GSA Connects 2024 Meeting in Anaheim, California

Paper No. 125-5
Presentation Time: 2:55 PM

WHAT IS STANDING IN THE WAY OF GLOBAL FOOD SECURITY FROM GROUNDWATER – AND HOW TO MOVE ON INFORMED ACTION?


VILLHOLTH, Karen Grothe, Water Cycle Innovation, Schaldemosevej 3, 1tv, Randers C, 8900, Denmark

It is well-established that groundwater supplies a growing proportion, today about 40%, of water for global food production, and by implication for global food security. With groundwater under severe pressure in many food-producing regions in the world, global food security is at risk. This paper gives a global overview of challenges in sustaining the crucial role of groundwater in achieving SDG 2 and SDG 6 related to food and water security.
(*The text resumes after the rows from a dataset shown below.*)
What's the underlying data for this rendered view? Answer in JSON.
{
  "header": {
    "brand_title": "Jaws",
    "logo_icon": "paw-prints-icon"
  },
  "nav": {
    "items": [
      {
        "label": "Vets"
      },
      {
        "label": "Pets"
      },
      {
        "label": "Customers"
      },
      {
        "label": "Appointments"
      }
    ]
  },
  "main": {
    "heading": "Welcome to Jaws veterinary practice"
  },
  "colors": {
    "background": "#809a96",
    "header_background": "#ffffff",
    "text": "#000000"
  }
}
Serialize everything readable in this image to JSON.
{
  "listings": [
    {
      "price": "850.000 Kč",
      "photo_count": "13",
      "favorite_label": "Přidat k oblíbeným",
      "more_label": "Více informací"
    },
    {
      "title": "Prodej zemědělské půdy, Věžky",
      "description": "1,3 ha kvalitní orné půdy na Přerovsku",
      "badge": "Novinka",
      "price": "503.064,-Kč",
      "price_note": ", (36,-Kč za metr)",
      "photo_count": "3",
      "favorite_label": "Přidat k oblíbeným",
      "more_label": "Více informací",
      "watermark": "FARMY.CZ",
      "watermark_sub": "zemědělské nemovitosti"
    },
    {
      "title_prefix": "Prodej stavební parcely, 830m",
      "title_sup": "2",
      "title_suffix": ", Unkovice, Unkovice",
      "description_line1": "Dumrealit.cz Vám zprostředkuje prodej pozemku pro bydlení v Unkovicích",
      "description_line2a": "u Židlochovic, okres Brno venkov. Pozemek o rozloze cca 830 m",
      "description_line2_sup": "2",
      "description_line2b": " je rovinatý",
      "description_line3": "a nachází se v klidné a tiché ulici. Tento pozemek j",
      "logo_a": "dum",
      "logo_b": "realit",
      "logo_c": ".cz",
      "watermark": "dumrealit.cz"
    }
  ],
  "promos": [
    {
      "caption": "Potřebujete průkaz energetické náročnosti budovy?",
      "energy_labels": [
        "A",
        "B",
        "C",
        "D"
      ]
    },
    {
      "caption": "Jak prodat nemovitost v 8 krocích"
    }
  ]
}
Expanding and intensifying food production from a renewable, yet finite groundwater resource, which also serves fundamental services in terms of water supply, livelihoods, and ecosystem services inevitably involves intricate and increasingly complex trade-offs. Global scale analysis and international cooperation at multiple levels are key to identify options for and implications of interventions to reduce groundwater depletion and secure food security, while maintaining healthy food systems, environmental sustainability, and livelihoods across highly variable contexts globally, from groundwater over-developed regions in food-surplus regions in in the US, to increasingly food-insecure regions in groundwater-depleted regions of South Asia, to groundwater under-developed regions in sub-Saharan Africa. The underlying message is to bring a broader and explicit understanding of the role of groundwater into contemporary discussions of global food security, resource sustainability, and sustainable food systems.